Small Town Simple

The Simplicity Adventures of a Mother and Daughter

A Look Back

People confuse poverty with simplicity.”  Coco Chanel

I can still recall the home my sister and I grew up in with our parents.  It was a modest sized, wood frame home with one bathroom, small closets and a really big yard.  The home reflected the priorities of the time for working class families – minimal storage but big yards.  My sister and I lived outside when we were young.  We played with all the neighborhood kids, dads called us in when dusk settled over the neighborhood, dinners were homemade by our moms.  Yes, it was a simpler time.  Yet I know my parents stressed over money, I know they budgeted, I know unexpected expenses occurred periodically and they juggled their money around to pay for the whatever.  But, our happiness and yes, success as a family, was not based on money, goods and purchases, or achieving any particular status.  It was based on love, respect, lots of time spent together and some great dinner conversations .  Our treats were Sunday lunch at the local cafeteria after church services, the occasional movie at the theater, a periodic weekend trip to a new place in Texas to explore or visiting grandparents, aunts, uncles and cousins in Hico, Fairy (there is a story that explains that name!) and Stephenville Texas.  As I reflect on my early years I can’t help but think about what our lives didn’t include:

  • shopping used as a pastime, buying unnecessary items
  • dining out several times a week (I was in high school before I ever tried pizza!)
  • having routine garage sales to get rid of the excess
  • reading lots of articles in magazines on what to do with the excess!
  • watching a lot of television – if we tried Mama came along and told us to turn it off and go do something!
  • supersizing anything
  • getting bored!  I’m sure there were times when my sister and I were bored.  But we typically found something to do.

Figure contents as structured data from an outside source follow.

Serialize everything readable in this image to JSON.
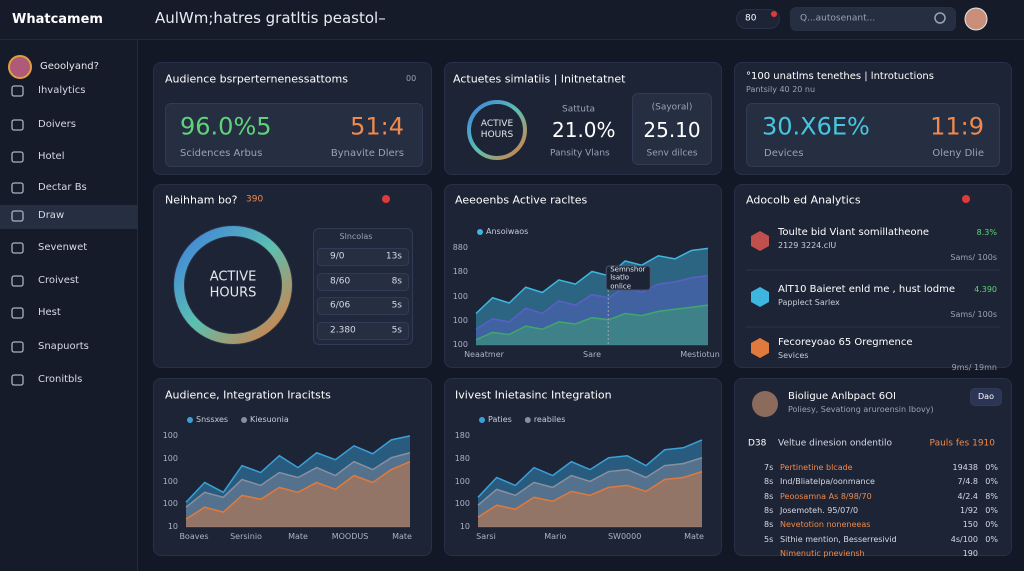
{
  "header": {
    "brand": "Whatcamem",
    "title": "AulWm;hatres gratltis peastol–",
    "badge": "80",
    "search": "Q...autosenant..."
  },
  "sidebar": {
    "profile": "Geoolyand?",
    "items": [
      "Ihvalytics",
      "Doivers",
      "Hotel",
      "Dectar Bs",
      "Draw",
      "Sevenwet",
      "Croivest",
      "Hest",
      "Snapuorts",
      "Cronitbls"
    ]
  },
  "cards": {
    "audience": {
      "title": "Audience bsrperternenessattoms",
      "tag": "00",
      "value1": "96.0%5",
      "label1": "Scidences Arbus",
      "value2": "51:4",
      "label2": "Bynavite Dlers"
    },
    "activity": {
      "title": "Actuetes simlatiis | lnitnetatnet",
      "ring": "ACTIVE HOURS",
      "caption": "Sattuta",
      "value": "21.0%",
      "label": "Pansity Vlans",
      "box_caption": "(Sayoral)",
      "box_value": "25.10",
      "box_label": "Senv dilces"
    },
    "devices": {
      "title": "°100 unatlms tenethes | lntrotuctions",
      "subtitle": "Pantsily 40 20 nu",
      "value1": "30.X6E%",
      "label1": "Devices",
      "value2": "11:9",
      "label2": "Oleny Dlie"
    },
    "hours": {
      "title": "Neihham bo?",
      "badge": "390",
      "ring": "ACTIVE HOURS",
      "list_title": "Slncolas",
      "rows": [
        [
          "9/0",
          "13s"
        ],
        [
          "8/60",
          "8s"
        ],
        [
          "6/06",
          "5s"
        ],
        [
          "2.380",
          "5s"
        ]
      ]
    },
    "analytics": {
      "title": "Adocolb ed Analytics",
      "items": [
        {
          "name": "Toulte bid Viant somillatheone",
          "detail": "2129 3224.clU",
          "change": "8.3%",
          "rate": "Sams/ 100s"
        },
        {
          "name": "AlT10 Baieret enld me , hust lodme",
          "detail": "Papplect Sarlex",
          "change": "4.390",
          "rate": "Sams/ 100s"
        },
        {
          "name": "Fecoreyoao 65 Oregmence",
          "detail": "Sevices",
          "change": "",
          "rate": "9ms/ 19mn"
        }
      ]
    },
    "profile": {
      "name": "Bioligue Anlbpact 6OI",
      "detail": "Poliesy, Sevationg aruroensin Ibovy)",
      "button": "Dao",
      "header": [
        "D38",
        "Veltue dinesion ondentilo",
        "Pauls fes 1910"
      ],
      "rows": [
        [
          "7s",
          "Pertinetine blcade",
          "19438",
          "0%"
        ],
        [
          "8s",
          "Ind/Bliatelpa/oonmance",
          "7/4.8",
          "0%"
        ],
        [
          "8s",
          "Peoosamna As 8/98/70",
          "4/2.4",
          "8%"
        ],
        [
          "8s",
          "Josemoteh. 95/07/0",
          "1/92",
          "0%"
        ],
        [
          "8s",
          "Nevetotion noneneeas",
          "150",
          "0%"
        ],
        [
          "5s",
          "Sithie mention, Besserresivid",
          "4s/100",
          "0%"
        ],
        [
          "",
          "Nimenutic pneviensh",
          "190",
          ""
        ]
      ]
    }
  },
  "charts": [
    {
      "type": "area",
      "title": "Aeeoenbs Active racltes",
      "tooltip": "Semnshor lsatlo onlice",
      "ylim": [
        0,
        100
      ],
      "y_labels": [
        "880",
        "180",
        "100",
        "100",
        "100"
      ],
      "x_labels": [
        "Neaatmer",
        "Sare",
        "Mestiotun"
      ],
      "series": [
        {
          "name": "Ansoiwaos",
          "color": "#3fb6e0",
          "values": [
            30,
            45,
            40,
            55,
            50,
            62,
            58,
            70,
            66,
            80,
            76,
            85,
            82,
            90,
            92
          ]
        },
        {
          "color": "#5b5fc7",
          "values": [
            15,
            25,
            22,
            35,
            30,
            42,
            38,
            48,
            45,
            55,
            50,
            58,
            60,
            64,
            66
          ]
        },
        {
          "color": "#3fa86a",
          "values": [
            5,
            12,
            10,
            18,
            15,
            22,
            20,
            26,
            24,
            30,
            28,
            32,
            34,
            36,
            38
          ]
        }
      ]
    },
    {
      "type": "area",
      "title": "Audience, Integration Iracitsts",
      "ylim": [
        0,
        100
      ],
      "y_labels": [
        "100",
        "100",
        "100",
        "100",
        "10"
      ],
      "x_labels": [
        "Boaves",
        "Sersinio",
        "Mate",
        "MOODUS",
        "Mate"
      ],
      "series": [
        {
          "name": "Snssxes",
          "color": "#3aa0d8",
          "values": [
            25,
            45,
            35,
            62,
            55,
            72,
            60,
            75,
            68,
            82,
            74,
            88,
            92
          ]
        },
        {
          "name": "Kiesuonia",
          "color": "#8a8fa0",
          "values": [
            20,
            35,
            30,
            48,
            42,
            55,
            50,
            60,
            52,
            66,
            58,
            70,
            75
          ]
        },
        {
          "color": "#e07a3c",
          "values": [
            8,
            20,
            15,
            32,
            28,
            40,
            35,
            45,
            38,
            52,
            45,
            58,
            66
          ]
        }
      ]
    },
    {
      "type": "area",
      "title": "Ivivest Inietasinc Integration",
      "ylim": [
        0,
        100
      ],
      "y_labels": [
        "180",
        "180",
        "100",
        "100",
        "10"
      ],
      "x_labels": [
        "Sarsi",
        "Mario",
        "SW0000",
        "Mate"
      ],
      "series": [
        {
          "name": "Paties",
          "color": "#3aa0d8",
          "values": [
            30,
            50,
            42,
            60,
            52,
            66,
            58,
            70,
            72,
            62,
            78,
            80,
            88
          ]
        },
        {
          "name": "reabiles",
          "color": "#8a8fa0",
          "values": [
            22,
            38,
            32,
            45,
            40,
            52,
            46,
            56,
            58,
            50,
            62,
            64,
            70
          ]
        },
        {
          "color": "#e07a3c",
          "values": [
            10,
            22,
            18,
            30,
            26,
            36,
            32,
            40,
            42,
            36,
            48,
            50,
            56
          ]
        }
      ]
    }
  ]
}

So, does the above list have to be relegated to the past?  Let’s work on a collective NO! Instead, let’s turn one of the above ideas into a positive – let’s work towards less so we can actually have more!

xo, Carolyn

 

 

4 Replies

  1. I can totally resonate with this. I did grow up in the city but my family was really good at just making do with what we had. We did go shopping sometimes and we did have a few extra things here and there but it wasn’t till I got much older that I realize my family was not like the typical American family. Sometimes I definitely miss being a kid but my outlook on simplicity makes me want that for my own family one day. Thanks for sharing this. Made me smile

    1. Carolyn

      I’m so glad that I made you smile! That made my day! You know, I have a better appreciation for our mothers and grandmothers who knew how to make do as opposed to the constant running to the store to get what we think we need. They really were beautiful, creative women!

  2. Alice

    I thought I was the only one who never had pizza till a teenager. Thank you for sharing your memories. Simple is better, a little more peaceful anyway.

    1. Carolyn

      Alice, there is comfort in knowing there were at least 2 of us enjoying pizza “late in life”!